O fato de a força-tarefa da Lava Jato não ter valentões salvadores da pátria chegou a ser lamentado pelas defesas em ação na operação.
Em uma conversa informal, um advogado atuante no caso chegou a dizer: "que pena que a PF não está deixando a tigrada solta".
É preciso admitir que uma história de condutas cuidadosas e sem grandes sobressaltos dificilmente renderia uma boa série ficcional.
Porém, é melhor para o combate à corrupção no país que nenhum investigador se inspire no delegado Ruffo.
Também vale notar na série o turbulento romance entre a delegada Verena e o procurador da República Claudio Amadeu, que funciona como uma metáfora da relação entre a Polícia Federal e o Ministério Público Federal.
Nas últimas décadas tem ocorrido uma grande disputa de poder entre as instituições, que teve seu ponto de maior tensão em 2013.
Naquele ano, entrou em pauta a proposta de emenda à Constituição nº 37, que restringia os poderes de investigação dos procuradores.
Com apoio dos integrantes da PF, a PEC 37 tinha grande chance de ser aprovada, mas as manifestações de junho de 2013 ajudaram a enterrar o projeto legislativo.
Na série, a delegada consegue resultados nas investigações sobre o doleiro Ibrahim, mas o procurador faz um acordo de delação premiada com o criminoso, e acaba levando os louros da apuração.

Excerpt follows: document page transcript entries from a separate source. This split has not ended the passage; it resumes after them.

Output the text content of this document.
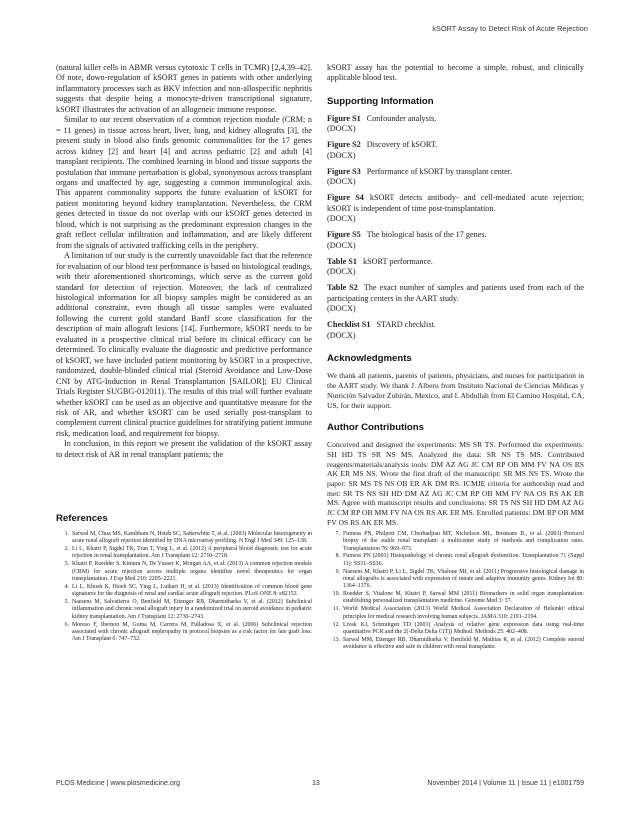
kSORT Assay to Detect Risk of Acute Rejection

(natural killer cells in ABMR versus cytotoxic T cells in TCMR) [2,4,39–42]. Of note, down-regulation of kSORT genes in patients with other underlying inflammatory processes such as BKV infection and non-allospecific nephritis suggests that despite being a monocyte-driven transcriptional signature, kSORT illustrates the activation of an allogeneic immune response.

Similar to our recent observation of a common rejection module (CRM; n = 11 genes) in tissue across heart, liver, lung, and kidney allografts [3], the present study in blood also finds genomic commonalities for the 17 genes across kidney [2] and heart [4] and across pediatric [2] and adult [4] transplant recipients. The combined learning in blood and tissue supports the postulation that immune perturbation is global, synonymous across transplant organs and unaffected by age, suggesting a common immunological axis. This apparent commonality supports the future evaluation of kSORT for patient monitoring beyond kidney transplantation. Nevertheless, the CRM genes detected in tissue do not overlap with our kSORT genes detected in blood, which is not surprising as the predominant expression changes in the graft reflect cellular infiltration and inflammation, and are likely different from the signals of activated trafficking cells in the periphery.

A limitation of our study is the currently unavoidable fact that the reference for evaluation of our blood test performance is based on histological readings, with their aforementioned shortcomings, which serve as the current gold standard for detection of rejection. Moreover, the lack of centralized histological information for all biopsy samples might be considered as an additional constraint, even though all tissue samples were evaluated following the current gold standard Banff score classification for the description of main allograft lesions [14]. Furthermore, kSORT needs to be evaluated in a prospective clinical trial before its clinical efficacy can be determined. To clinically evaluate the diagnostic and predictive performance of kSORT, we have included patient monitoring by kSORT in a prospective, randomized, double-blinded clinical trial (Steroid Avoidance and Low-Dose CNI by ATG-Induction in Renal Transplantation [SAILOR]; EU Clinical Trials Register SUGBG-012011). The results of this trial will further evaluate whether kSORT can be used as an objective and quantitative measure for the risk of AR, and whether kSORT can be used serially post-transplant to complement current clinical practice guidelines for stratifying patient immune risk, medication load, and requirement for biopsy.

In conclusion, in this report we present the validation of the kSORT assay to detect risk of AR in renal transplant patients; the

kSORT assay has the potential to become a simple, robust, and clinically applicable blood test.

Supporting Information
Figure S1 Confounder analysis.
(DOCX)
Figure S2 Discovery of kSORT.
(DOCX)
Figure S3 Performance of kSORT by transplant center.
(DOCX)
Figure S4 kSORT detects antibody- and cell-mediated acute rejection; kSORT is independent of time post-transplantation.
(DOCX)
Figure S5 The biological basis of the 17 genes.
(DOCX)
Table S1 kSORT performance.
(DOCX)
Table S2 The exact number of samples and patients used from each of the participating centers in the AART study.
(DOCX)
Checklist S1 STARD checklist.
(DOCX)
Acknowledgments

We thank all patients, parents of patients, physicians, and nurses for participation in the AART study. We thank J. Alberu from Instituto Nacional de Ciencias Médicas y Nutrición Salvador Zubirán, Mexico, and I. Abdullah from El Camino Hospital, CA, US, for their support.

Author Contributions

Conceived and designed the experiments: MS SR TS. Performed the experiments: SH HD TS SR NS MS. Analyzed the data: SR NS TS MS. Contributed reagents/materials/analysis tools: DM AZ AG JC CM RP OB MM FV NA OS RS AK ER MS NS. Wrote the first draft of the manuscript: SR MS NS TS. Wrote the paper: SR MS TS NS OB ER AK DM RS. ICMJE criteria for authorship read and met: SR TS NS SH HD DM AZ AG JC CM RP OB MM FV NA OS RS AK ER MS. Agree with manuscript results and conclusions: SR TS NS SH HD DM AZ AG JC CM RP OB MM FV NA OS RS AK ER MS. Enrolled patients: DM RP OB MM FV OS RS AK ER MS.

References
1. Sarwal M, Chua MS, Kambham N, Hsieh SC, Satterwhite T, et al. (2003) Molecular heterogeneity in acute renal allograft rejection identified by DNA microarray profiling. N Engl J Med 349: 125–138.
2. Li L, Khatri P, Sigdel TK, Tran T, Ying L, et al. (2012) A peripheral blood diagnostic test for acute rejection in renal transplantation. Am J Transplant 12: 2710–2718.
3. Khatri P, Roedder S, Kimura N, De Vusser K, Morgan AA, et al. (2013) A common rejection module (CRM) for acute rejection across multiple organs identifies novel therapeutics for organ transplantation. J Exp Med 210: 2205–2221.
4. Li L, Khush K, Hsieh SC, Ying L, Luikart H, et al. (2013) Identification of common blood gene signatures for the diagnosis of renal and cardiac acute allograft rejection. PLoS ONE 8: e82153.
5. Naesens M, Salvatierra O, Benfield M, Ettenger RB, Dharnidharka V, et al. (2012) Subclinical inflammation and chronic renal allograft injury in a randomized trial on steroid avoidance in pediatric kidney transplantation. Am J Transplant 12: 2730–2743.
6. Moreso F, Ibernon M, Goma M, Carrera M, Fulladosa X, et al. (2006) Subclinical rejection associated with chronic allograft nephropathy in protocol biopsies as a risk factor for late graft loss. Am J Transplant 6: 747–752.
7. Furness PN, Philpott CM, Chorbadjian MT, Nicholson ML, Bosmans JL, et al. (2003) Protocol biopsy of the stable renal transplant: a multicenter study of methods and complication rates. Transplantation 76: 969–973.
8. Furness PN (2001) Histopathology of chronic renal allograft dysfunction. Transplantation 71 (Suppl 11): SS31–SS36.
9. Naesens M, Khatri P, Li L, Sigdel TK, Vitalone MJ, et al. (2011) Progressive histological damage in renal allografts is associated with expression of innate and adaptive immunity genes. Kidney Int 80: 1364–1376.
10. Roedder S, Vitalone M, Khatri P, Sarwal MM (2011) Biomarkers in solid organ transplantation: establishing personalized transplantation medicine. Genome Med 3: 37.
11. World Medical Association (2013) World Medical Association Declaration of Helsinki: ethical principles for medical research involving human subjects. JAMA 310: 2191–2194.
12. Livak KJ, Schmittgen TD (2001) Analysis of relative gene expression data using real-time quantitative PCR and the 2(-Delta Delta C(T)) Method. Methods 25: 402–408.
13. Sarwal MM, Ettenger RB, Dharnidharka V, Benfield M, Mathias R, et al. (2012) Complete steroid avoidance is effective and safe in children with renal transplants:
PLOS Medicine | www.plosmedicine.org	13	November 2014 | Volume 11 | Issue 11 | e1001759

Em outro episódio, após uma noite juntos, o procurador bisbilhota o computador da delegada e vê que ela obteve dados de suspeitos no exterior. Com as informações, ele mais uma vez passa por cima da delegada e avança sozinho no caso.
Na Lava Jato, apesar de dificuldades, o trabalho conjunto de delegados e procuradores seguiu bem até o momento do acordo de colaboração premiada de executivos da empreiteira Odebrecht.
Encarada como o ponto alto do caso, essa delação marcou uma ruptura entre as instituições, que até hoje é sentida nas apurações. Sob o argumento de que a PF poderia vazar as colaborações, o Ministério Público escanteou os policiais do acordo.
Em "O Mecanismo", certamente a relação de amor e ódio entre a delegada e o procurador ainda vai render muitas cenas quentes.
Na vida real, o melhor seria uma DR definitiva entre as instituições para acabar de vez com as desavenças, pois só os criminosos ganham com essa disputa de poder.
Ainda chama a atenção na série o esforço de didatismo sobre a Lava Jato.
Todavia, essa busca levou a um trecho que força a barra na inverossimilhança.
É a sequência em que, em um momento epifânico, o delegado Ruffo desvenda o mecanismo de corrupção na estatal Petrobrasil. Como quem descobre uma nova lei da física, Ruffo desenha em um quadro o simplório esquema "empreiteiras/operadores/agente público/Petrobrasil".
Causa estranheza ver um delegado que diz ter mais de de 20 anos de carreira demorar tanto tempo para sacar como a corrupção acontece.
Após "O Mecanismo" e o filme "Polícia Federal - A Lei é Para Todos", também baseado na Lava Jato, agora a operação merece um bom documentário. Alguém se anima?